When Should I Change My Air Conditioner's Air Filter at Home?

February 26, 2015

Every once in a while we’re asked what is the best thing that Ravenna area homeowner's can do to secure their air conditioning and heating system between their seasonal tune-ups? It's a simple question with a simple answer; remember to change the heating and air conditioning air filter. Replacing furnace and return air filters is critical to the ideal operation of your HVAC system, in addition to your home's air quality. Research suggests that indoor air pollution is one of the top five environmental health risks? You probably don’t consider it as you sit and watch TV, but this is the air you breathe day and night. Changing the air filters is not all that hard for most Ravenna homeowners, but there are often two hurdles to actually getting it done:

  1. Determining just how often to swap out your furnace or air conditioner filter.
  2. Changing them when you’re suppose to.

When To Change Your Air Filters

Most filters have a timeline printed on the box or plastic. It may instruct "Lasts up to 3 months" or "Change filter every 90 days". Check out the filters at the store and you should see that some are designed to only last a single month, while other manufacturers (like Honeywell) have released media air cleaners with filters meant to be changed once every 6-12 months. The industry standard seems to be once every three months for most higher quality filters, but we have a rule of thumb that we tell our readers to go by. If it's dirty, change it! A dirty air filter can exacerbate or cause damage to expensive components, like your compressor, so it's recommended to change it out more often than neglect it. If you want to stick to the manufacturer's recommended limit, we suggest scribbling the date on the filter when you swap it out, and adding a reminder for yourself in your phone or on a calendar. Also note that your filter manufacturer may have a different recommendation from your HVAC equipment manufacturer.
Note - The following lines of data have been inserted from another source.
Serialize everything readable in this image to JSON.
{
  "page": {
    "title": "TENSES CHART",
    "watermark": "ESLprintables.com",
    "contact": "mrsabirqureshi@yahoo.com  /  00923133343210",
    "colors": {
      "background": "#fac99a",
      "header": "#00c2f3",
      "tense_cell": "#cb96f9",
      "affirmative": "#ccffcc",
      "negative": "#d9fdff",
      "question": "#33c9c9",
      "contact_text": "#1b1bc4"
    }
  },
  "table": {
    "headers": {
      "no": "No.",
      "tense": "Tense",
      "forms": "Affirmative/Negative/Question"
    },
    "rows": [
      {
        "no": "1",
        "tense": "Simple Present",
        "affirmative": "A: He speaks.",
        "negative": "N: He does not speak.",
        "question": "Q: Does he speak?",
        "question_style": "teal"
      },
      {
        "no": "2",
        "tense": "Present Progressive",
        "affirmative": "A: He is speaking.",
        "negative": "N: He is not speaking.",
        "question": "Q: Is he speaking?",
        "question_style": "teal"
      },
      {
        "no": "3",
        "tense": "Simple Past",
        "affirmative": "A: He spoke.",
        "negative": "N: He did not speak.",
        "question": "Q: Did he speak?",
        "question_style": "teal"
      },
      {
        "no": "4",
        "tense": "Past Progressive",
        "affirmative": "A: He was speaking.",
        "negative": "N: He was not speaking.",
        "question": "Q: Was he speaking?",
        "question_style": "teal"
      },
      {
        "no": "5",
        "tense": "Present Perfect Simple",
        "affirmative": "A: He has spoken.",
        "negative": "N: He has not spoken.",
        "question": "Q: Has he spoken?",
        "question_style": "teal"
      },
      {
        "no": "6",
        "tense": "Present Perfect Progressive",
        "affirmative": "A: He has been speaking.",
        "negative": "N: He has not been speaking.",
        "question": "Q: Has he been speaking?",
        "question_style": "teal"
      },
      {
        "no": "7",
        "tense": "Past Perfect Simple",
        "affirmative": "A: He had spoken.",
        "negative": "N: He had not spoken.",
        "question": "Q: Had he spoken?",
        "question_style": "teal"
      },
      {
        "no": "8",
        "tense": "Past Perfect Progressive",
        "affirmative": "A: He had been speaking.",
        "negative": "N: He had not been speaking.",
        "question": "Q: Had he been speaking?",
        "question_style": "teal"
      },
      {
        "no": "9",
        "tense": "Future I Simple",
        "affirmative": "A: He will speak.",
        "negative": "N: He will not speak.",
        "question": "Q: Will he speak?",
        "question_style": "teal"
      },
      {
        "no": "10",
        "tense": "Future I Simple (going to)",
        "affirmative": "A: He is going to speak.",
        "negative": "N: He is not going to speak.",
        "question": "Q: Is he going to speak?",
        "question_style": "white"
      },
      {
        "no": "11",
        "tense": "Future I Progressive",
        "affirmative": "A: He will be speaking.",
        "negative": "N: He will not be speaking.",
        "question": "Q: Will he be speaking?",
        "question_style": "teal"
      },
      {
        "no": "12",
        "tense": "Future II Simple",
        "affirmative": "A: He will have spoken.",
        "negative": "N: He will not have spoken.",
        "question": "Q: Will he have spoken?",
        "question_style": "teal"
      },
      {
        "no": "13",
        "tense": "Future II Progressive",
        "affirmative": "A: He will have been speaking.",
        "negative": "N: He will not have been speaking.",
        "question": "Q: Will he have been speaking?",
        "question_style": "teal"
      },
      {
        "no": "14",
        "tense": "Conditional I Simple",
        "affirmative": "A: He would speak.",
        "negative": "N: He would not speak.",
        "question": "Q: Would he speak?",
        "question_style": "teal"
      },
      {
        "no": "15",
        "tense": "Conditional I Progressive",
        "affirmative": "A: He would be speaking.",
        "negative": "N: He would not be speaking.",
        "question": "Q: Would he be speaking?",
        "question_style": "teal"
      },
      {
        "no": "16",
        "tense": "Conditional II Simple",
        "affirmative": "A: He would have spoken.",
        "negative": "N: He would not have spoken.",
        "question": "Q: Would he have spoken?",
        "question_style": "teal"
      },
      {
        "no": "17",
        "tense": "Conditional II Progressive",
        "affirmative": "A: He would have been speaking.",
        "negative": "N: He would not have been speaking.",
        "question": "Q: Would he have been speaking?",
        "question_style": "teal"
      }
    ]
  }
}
Deciding how often to change your air filters can depend on several factors:

  • Type of filter your A/C system requires
  • The entire air quality of your Ravenna area home
  • Pets – Cats, dogs, birds, etc.
  • Occupancy of the home
  • How much construction is taking place in the neighborhood around your home

For the common 1"-3" air filters, the manufacturer specs basically suggest to change them bi-monthly, which is actually a great rule of thumb. However, general guidelines are not applicable to all. If you have to tolerate light to moderate allergies, you may need to upgrade the air filter or change them even more often than OEM specifications. On the other hand, if you're in a low population area, own a infrequently occupied home (like a vacation home) or an area where there are fewer cars around, annual replacement of your air filter may be quite sufficient. Why should you factor in your pets? They have a tendency to shed, which can clog your air filter in no time, just like a vacuum. Obviously, the air filter is just doing its job by capturing pet hair and dander, but extremely dirty filters can cause seriously reduced HVAC performance.

In summary:

  • Vacation home or single occupant homes without pets or allergies: Change 6-12 months
  • Average suburban home without pets: Change every 90 days
  • Got a cat or dog: Change every 60 days
  • Several pets or have allergies: Change every 30-45 days

How To Remember To Change Your Air Conditioner's Air Filters

Service Experts Heating & Air Conditioning offers a simple solution; sign up for the Service Experts Email Club. This is a convenient way to get money-saving discounts and other helpful information on your smartphone, tablet or desktop. In addition, your email subscription preferences let’s you set a reminder to change your Ravenna area home's air filter every 30, 60, 90, 120 or 365 days, or the date of your choosing.

How to replace your return air filter

Most of us know how to replace the air filter in their unit, but some residences have another filter in the return ductwork. Whether you have one or not is dependent on what your unit's manufacturer recommends. Your unit is made to handle a certain amount of pressure in your home sweet home, and the more filters you have the harder the blower motor works, which can shorten the life of your system if it isn't designed for it. Learning whether you have a return filter and replacing it is a piece of cake:

  1. Go to your return air vents.
  2. Some covers have screws and some have tabs. Unscrew or pull tabs to pull off the wall.
  3. Inspect for a filter. If one is in place, pull it out and record the size.
  4. Verify the filter type is the one recommended by the manufacturer.
  5. If filter is dirty, replace with the manufacturer's recommended filter of the same size and type.
Crazy as it may seem, filters can dramatically affect your home's airflow, which is why we recommend asking the manufacturer. A more expensive HEPA filter that is designed to catch smaller particles will obstruct airflow more than a cheaper filter. With restricted airflow comes more pressure on your system, so you should verify that your HVAC system was made to handle it. Otherwise, you might experience lowered heating and cooling efficiency in your home, and unit parts may break down much faster than otherwise.